Но вот ведь и приговоры пишутся так же, а ведь это документы, которые прочитают сотни миллионов, агитаторы, их заучат наизусть и будут на собраниях читать как молитву. «Являясь непримиримыми врагами Советской власти, такие‑то имярека по заданию разведок враждебных государств…» Ведь вот как сейчас пишется. «Являясь»! Передовица, фельетон Заславского! Кольцов уже так не напишет! Нет, не просто «непримиримыми врагами Советской власти», а «ныне разоблаченными врагами народа» их надо называть. Злодеями‑убийцами! Предателями Родины! Иудами! Чтобы эти слова вбивались в голову гвоздями, чтобы невольно вылетало из глотки не просто, скажем, Троцкий, а непременно – «враг народа, иудушка Троцкий»! Не оппозиция, а «банда политических убийц»! Эти слова понятны всем.

Итак:

«Список №1 лиц, подлежащих розыску по делам политическим. Страница 20, № 52. Джугашвили Иосиф Виссарионов. (Вот он, казенный язык, – не Виссарионович, а именно Виссарионов, значит, по‑старому, согласно крепостному праву), крестьянин села Диди‑Лило, родился в 1881 году». Неточно, неточно, на два года раньше, милейшие, а может, и больше. А записывали так, чтобы позже забрали в солдаты. Впрочем, это было вам хорошо известно. Но форма есть форма.

«Обучался в Горийском духовном училище и в Тифлисской духовной семинарии». Точно. Забыли прибавить, что исключен в мае 1899 года за революционную деятельность. «Холост». Точно. Не то время было, чтобы женихаться! «Отец Виссарион Иванович, по профессии сапожник, местонахождение неизвестно». Точно. Неизвестно вам его местонахождение! И мне до сих пор неизвестно тоже. Знает только мать, но попробуй‑ка дознайся у нее! Вот и она: «Мать Екатерина, проживает в городе Гори Тифлисской губернии». Точно. Все точно.
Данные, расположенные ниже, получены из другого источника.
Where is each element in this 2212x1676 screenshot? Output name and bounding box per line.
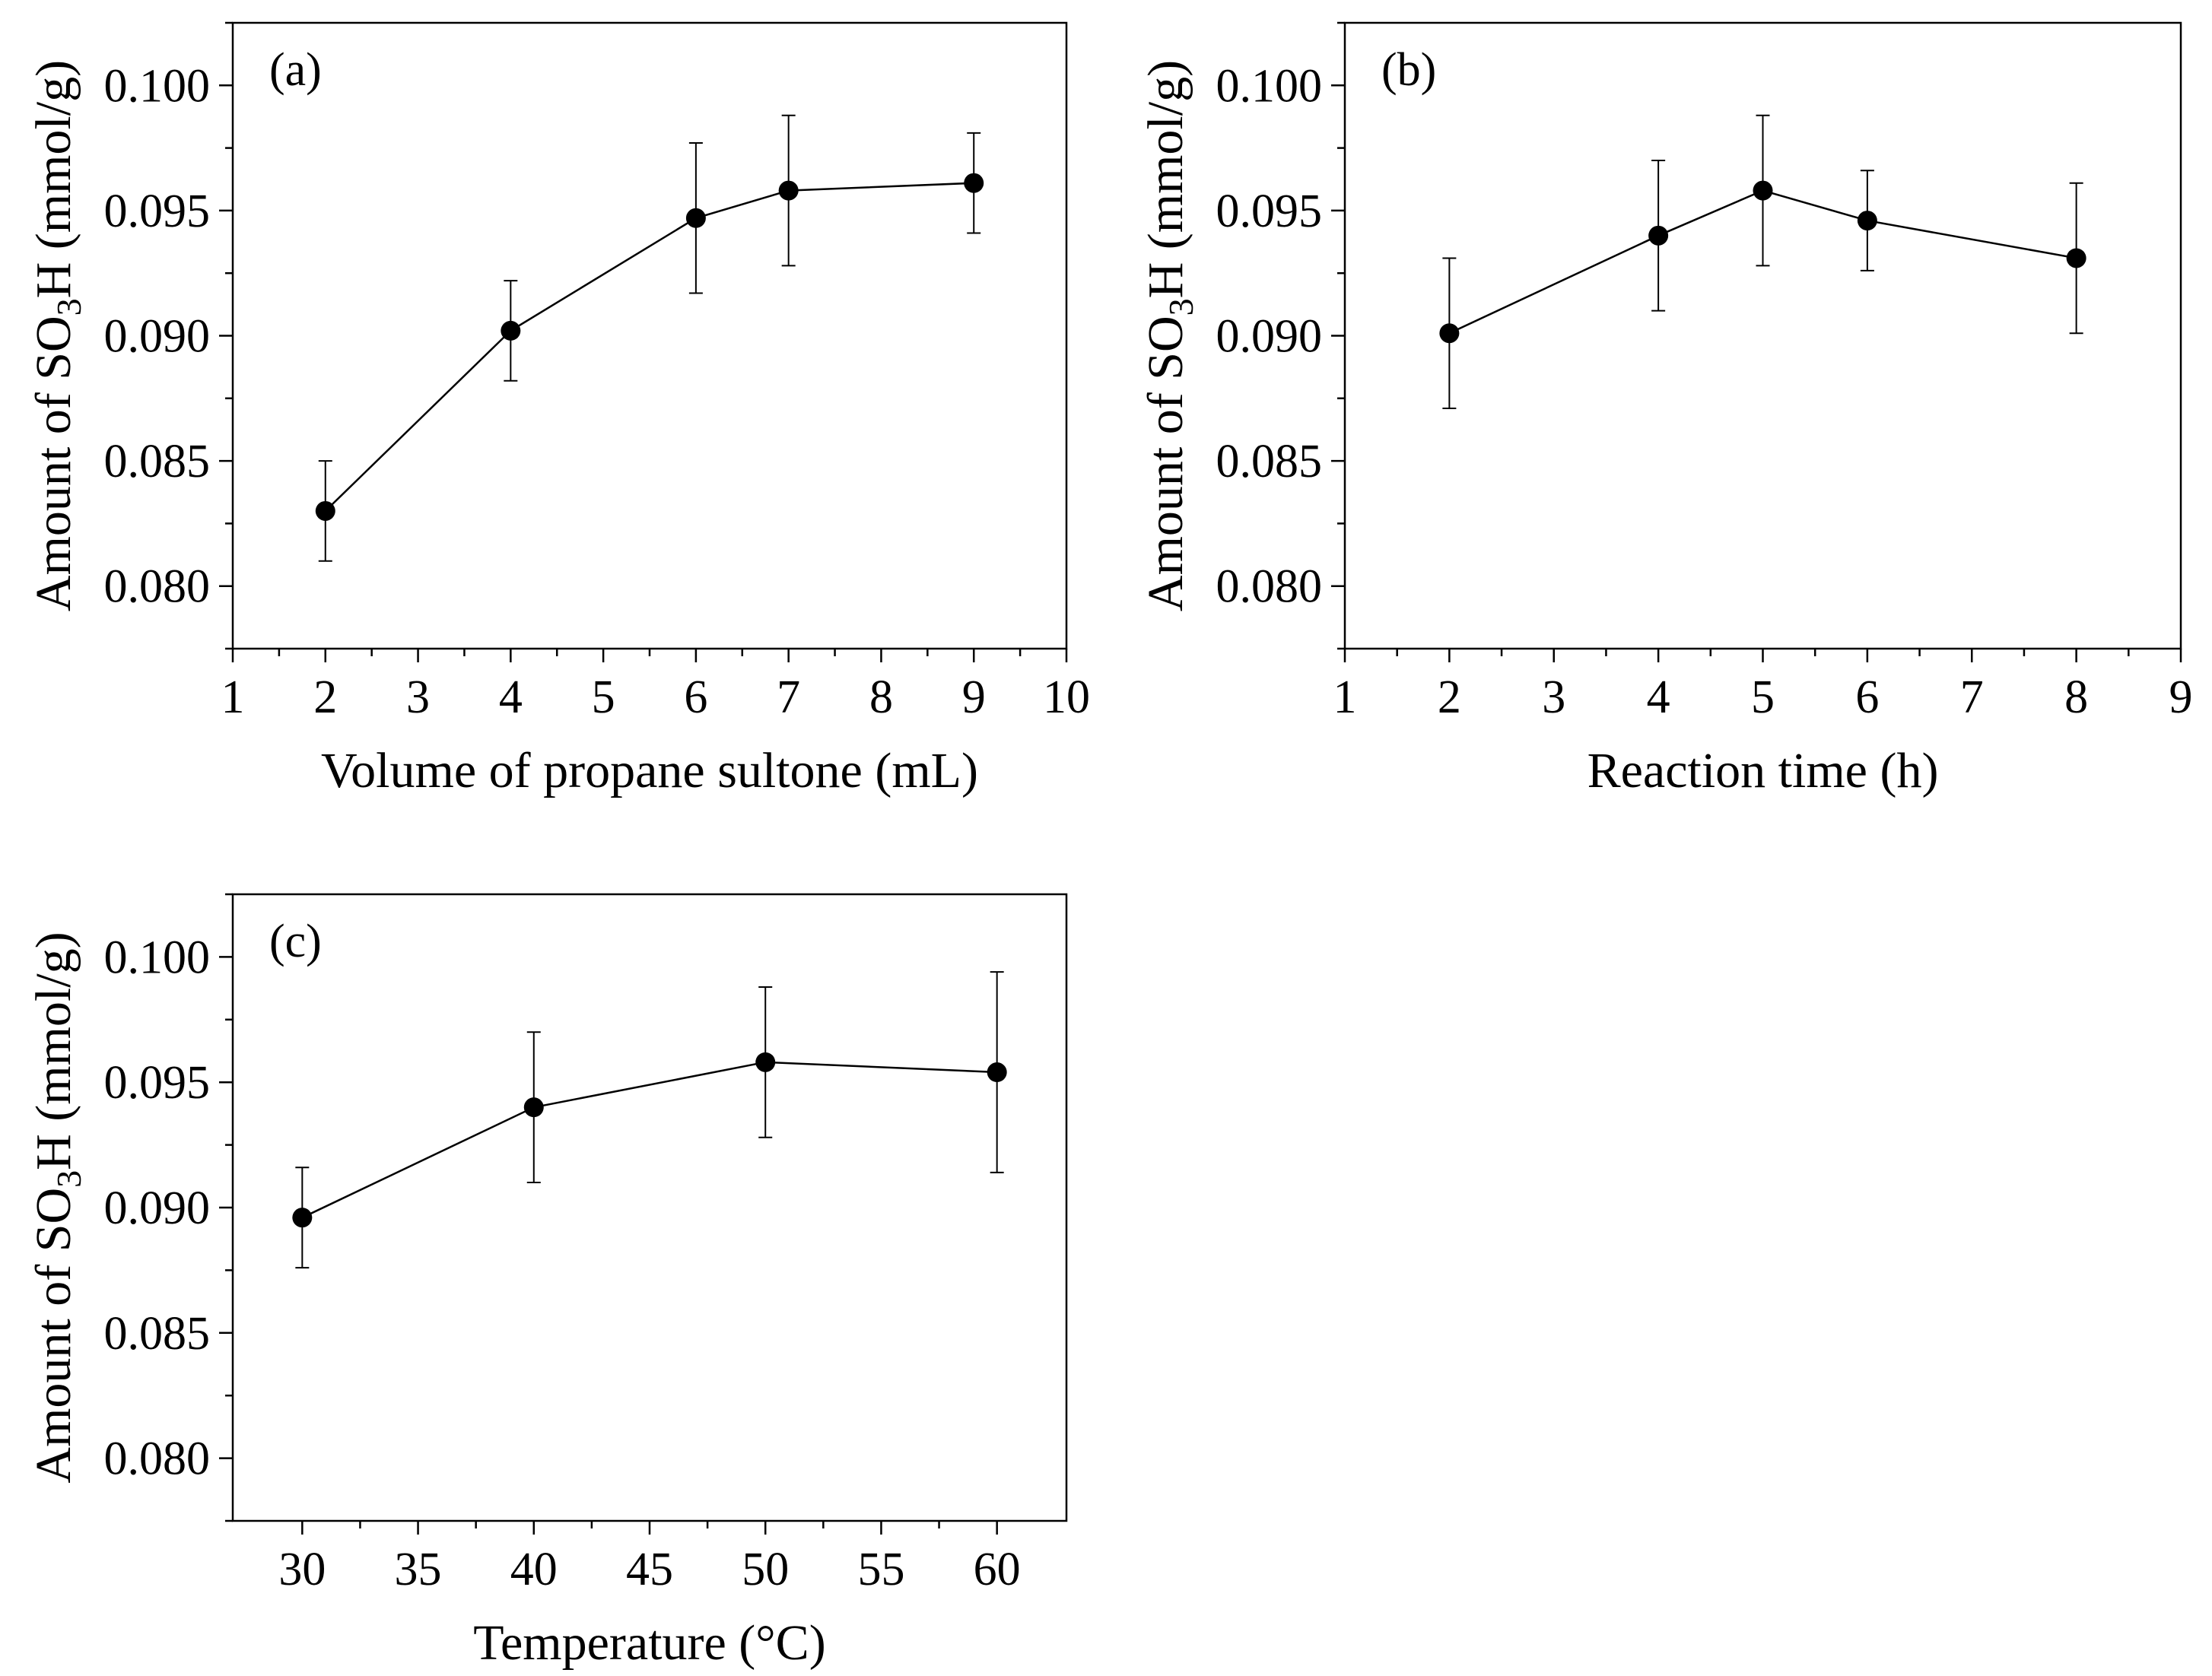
data-point (315, 500, 335, 521)
data-point (523, 1097, 544, 1118)
y-tick-label: 0.080 (104, 1433, 211, 1485)
chart-panel-c: 30 35 40 45 50 55 60 0.080 0.085 0.090 0.095 0.100 T… (26, 893, 1068, 1671)
x-tick-label: 3 (1542, 671, 1565, 723)
y-tick-label: 0.080 (104, 561, 211, 613)
x-tick-label: 60 (974, 1544, 1021, 1595)
data-point (1439, 323, 1460, 344)
plot-frame (231, 21, 1068, 650)
y-tick-label: 0.090 (1216, 311, 1323, 363)
data-point (964, 173, 984, 193)
x-tick-label: 30 (278, 1544, 326, 1595)
y-axis-title: Amount of SO3H (mmol/g) (26, 60, 88, 611)
y-axis-title-suffix: H (mmol/g) (1138, 60, 1193, 298)
x-tick-label: 8 (869, 671, 893, 723)
data-point (1753, 180, 1773, 201)
x-tick-label: 9 (962, 671, 986, 723)
y-tick-label: 0.085 (104, 1308, 211, 1360)
y-axis-title-prefix: Amount of SO (1138, 316, 1193, 611)
x-tick-label: 6 (1855, 671, 1879, 723)
x-tick-label: 8 (2064, 671, 2088, 723)
y-axis-title-suffix: H (mmol/g) (26, 60, 81, 298)
y-tick-label: 0.095 (1216, 186, 1323, 237)
y-axis-title-suffix: H (mmol/g) (26, 932, 81, 1170)
y-axis-title-prefix: Amount of SO (26, 1188, 81, 1484)
y-tick-label: 0.080 (1216, 561, 1323, 613)
y-axis-title-subscript: 3 (1162, 298, 1200, 316)
panel-label: (b) (1381, 44, 1436, 96)
y-axis-title-subscript: 3 (49, 1170, 88, 1188)
series-line (324, 182, 974, 512)
panel-label: (c) (269, 916, 322, 967)
x-axis-title: Volume of propane sultone (mL) (321, 743, 978, 798)
data-point (778, 180, 799, 201)
y-tick-label: 0.085 (104, 436, 211, 487)
x-tick-label: 5 (1751, 671, 1775, 723)
data-point (1648, 225, 1669, 246)
panel-label: (a) (269, 44, 322, 96)
x-tick-label: 6 (684, 671, 707, 723)
x-tick-label: 3 (406, 671, 430, 723)
data-point (292, 1208, 313, 1228)
y-axis-title: Amount of SO3H (mmol/g) (1138, 60, 1200, 611)
y-tick-label: 0.095 (104, 1057, 211, 1109)
x-tick-label: 35 (395, 1544, 442, 1595)
chart-panel-b: 1 2 3 4 5 6 7 8 9 0.080 0.085 0.090 0.095 0.100 Reacti… (1138, 21, 2193, 798)
data-point (987, 1062, 1007, 1083)
chart-panel-a: 1 2 3 4 5 6 7 8 9 10 0.080 0.085 0.090 0.095 0.100 Volu… (26, 21, 1090, 798)
data-point (2066, 248, 2086, 268)
x-tick-label: 50 (742, 1544, 789, 1595)
x-tick-label: 7 (1960, 671, 1984, 723)
x-tick-label: 1 (221, 671, 245, 723)
data-point (501, 320, 521, 341)
y-axis-title-subscript: 3 (49, 298, 88, 316)
x-axis-title: Temperature (°C) (473, 1615, 825, 1671)
x-tick-label: 45 (626, 1544, 673, 1595)
x-tick-label: 40 (510, 1544, 558, 1595)
x-tick-label: 4 (1647, 671, 1670, 723)
y-tick-label: 0.100 (1216, 60, 1323, 112)
x-tick-label: 2 (313, 671, 337, 723)
series-line (301, 1061, 997, 1219)
x-tick-label: 10 (1043, 671, 1090, 723)
x-tick-label: 1 (1333, 671, 1357, 723)
x-axis-title: Reaction time (h) (1587, 743, 1939, 798)
y-axis-title: Amount of SO3H (mmol/g) (26, 932, 88, 1483)
x-tick-label: 5 (592, 671, 615, 723)
x-tick-label: 9 (2169, 671, 2193, 723)
data-point (685, 208, 706, 228)
data-point (1857, 211, 1877, 231)
x-tick-label: 4 (499, 671, 523, 723)
y-tick-label: 0.100 (104, 932, 211, 983)
x-tick-label: 7 (777, 671, 800, 723)
x-tick-label: 2 (1438, 671, 1461, 723)
y-tick-label: 0.090 (104, 1182, 211, 1234)
data-point (755, 1052, 776, 1072)
plot-frame (231, 893, 1068, 1522)
y-axis-title-prefix: Amount of SO (26, 316, 81, 611)
y-tick-label: 0.100 (104, 60, 211, 112)
y-tick-label: 0.085 (1216, 436, 1323, 487)
y-tick-label: 0.090 (104, 311, 211, 363)
x-tick-label: 55 (857, 1544, 904, 1595)
y-tick-label: 0.095 (104, 186, 211, 237)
Он встал и пошел по саду. Сильно пахло осенними увядающими травами и палой листвой. Запах был терпкий и какой‑то постоянный. Он во все входил и был частью всего – и этим садом, и вечерним небом, и травой, и даже им самим – Иосифом Виссарионовым Джугашвили, как было записано в этой розыскной карте. Потому что на короткое время он действительно как бы стал тем Джугашвили, которого разыскивали по этому циркуляру еще 1 мая 1904 года…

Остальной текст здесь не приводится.